Reference as to the functions that were used: http://www.unix.com/man-page/Linux/3/CPU_ISSET_S/
comment:8 by , 13 years ago
It don't builds now:
../../../source/lib/sysdep/os/linux/lcpu.cpp: In function ‘uintptr_t os_cpu_SetThreadAffinityMask(uintptr_t)’: ../../../source/lib/sysdep/os/linux/lcpu.cpp:104:25: error: ‘CONFIG_NR_CPUS’ was not declared in this scope ../../../source/lib/sysdep/os/linux/lcpu.cpp:127:2: error: ‘ret’ was not declared in this scope make[1]: *** [obj/lowlevel_Release/lcpu.o] Error 1 make: *** [lowlevel] Error 2
Second error is just 'int' missing before ret. But I don't know what to do with first one. Where CONFIG_NR_CPUS is defined?

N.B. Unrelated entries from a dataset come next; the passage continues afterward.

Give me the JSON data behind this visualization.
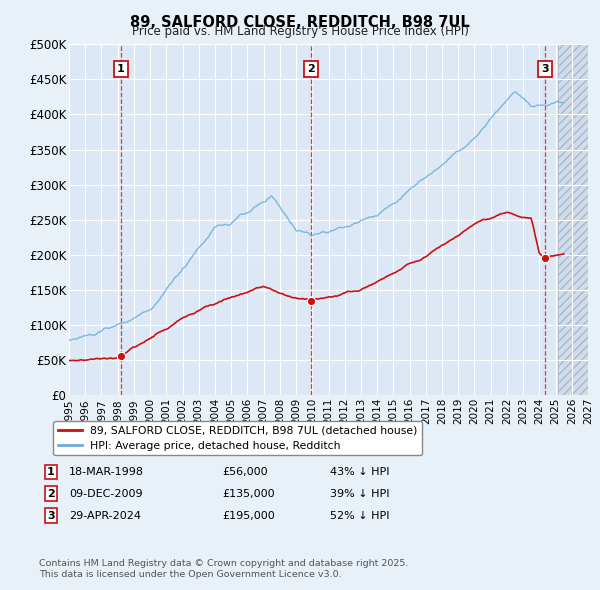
{
  "title": "89, SALFORD CLOSE, REDDITCH, B98 7UL",
  "subtitle": "Price paid vs. HM Land Registry's House Price Index (HPI)",
  "transactions": [
    {
      "num": 1,
      "date": "18-MAR-1998",
      "date_x": 1998.21,
      "price": 56000,
      "pct": "43% ↓ HPI"
    },
    {
      "num": 2,
      "date": "09-DEC-2009",
      "date_x": 2009.94,
      "price": 135000,
      "pct": "39% ↓ HPI"
    },
    {
      "num": 3,
      "date": "29-APR-2024",
      "date_x": 2024.33,
      "price": 195000,
      "pct": "52% ↓ HPI"
    }
  ],
  "red_line_label": "89, SALFORD CLOSE, REDDITCH, B98 7UL (detached house)",
  "blue_line_label": "HPI: Average price, detached house, Redditch",
  "footer": "Contains HM Land Registry data © Crown copyright and database right 2025.\nThis data is licensed under the Open Government Licence v3.0.",
  "xlim": [
    1995,
    2027
  ],
  "ylim": [
    0,
    500000
  ],
  "yticks": [
    0,
    50000,
    100000,
    150000,
    200000,
    250000,
    300000,
    350000,
    400000,
    450000,
    500000
  ],
  "ytick_labels": [
    "£0",
    "£50K",
    "£100K",
    "£150K",
    "£200K",
    "£250K",
    "£300K",
    "£350K",
    "£400K",
    "£450K",
    "£500K"
  ],
  "bg_color": "#e8f0f8",
  "plot_bg_color": "#dce8f5",
  "grid_color": "#c8d8e8",
  "hatch_start": 2025.17,
  "hatch_color": "#c8d8ea",
  "marker_prices": [
    56000,
    135000,
    195000
  ],
  "red_color": "#cc1111",
  "blue_color": "#6baed6"
}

comment:9 by , 13 years ago
I asked Philip about CONFIG_NR_CPUS:
<fcxSanya> Philip`, http://trac.wildfiregames.com/ticket/985#comment:8 - do you know where CONFIG_NR_CPUS is defined (or maybe it should not be defined)? <Philip`> fcxSanya: It's defined in the kernel source code, I believe <Philip`> (not a user-space thing) <fcxSanya> hm, so we can't use it? <Philip`> No <Philip`> hence the comment in the pre-patched code about having to loop to detect it at run-time
by , 13 years ago
Attachment: | lcpu_affinity_547.patch added |
---|
follow-up: 12 comment:10 by , 13 years ago
Thanks for the feedback and asking Philip! Too bad we can't get at that config variable - I had hoped the header used when building Linux was available to apps. I bit the bullet and implemented the looping logic - please give it another go :)
comment:11 by , 13 years ago
Looks working now:
$ ./test Running 253 tests..................................................................................................................................APIC 0: 0x0 APIC 1: 0x1 APIC 2: 0x2 APIC 3: 0x3 ...........................................................................................................................OK! $ ./pyrogenesis Cache: 500 (total: 3960) MiB TIMER| InitVfs: 91.8194 ms TIMER| InitScripting: 6.44537 ms TIMER| CONFIG_Init: 162.187 ms APIC 0: 0x0 APIC 1: 0x1 APIC 2: 0x2 APIC 3: 0x3 TIMER| RunHardwareDetection: 33.2567 ms <...>
comment:12 by , 13 years ago
Replying to jan:
Too bad we can't get at that config variable - I had hoped the header used when building Linux was available to apps.
The problem isn't just that it's inaccessible - people could recompile their kernel with different configuration and then run their old applications, so applications could never safely rely on that value at compile-time.
I don't think there's any reason that CONFIG_NR_CPUS
should be expected to have a maximum of 4096 in DetectMaxCpus
, so that loop probably shouldn't have an upper limit. (If we knew an upper limit then we could just hard-code an allocation of that amount instead of looping.)
It'd perhaps be nice for the patch to retain a reference to #547 since that explains some of the relevant context.
comment:13 by , 13 years ago
comment:14 by , 13 years ago
Alex: thanks for testing! I have just committed the patch after further minor changes to reflect Philip's comments. #547 and the problem with CONFIG_NR_CPUS are now mentioned. I've also lifted the limit to 64K, although even 4K is pretty much a stretch for current shared-memory machines. A (large) static limit might cause problems if Linux decides to reject TOO large cpu_sets, so this loop approach is better. I believe a cutoff is helpful to prevent infinite loops in the case of some other failure within sched_getaffinity.
Leaving this ticket open until the zero problem is also fixed.
comment:15 by , 13 years ago
Resolution: | → fixed |
---|---|
Status: | assigned → closed |
This is debug message from
source/lib/sysdep/arch/x86_x64/apic.cpp:57
, Jan should know what it means. I sent him forum message.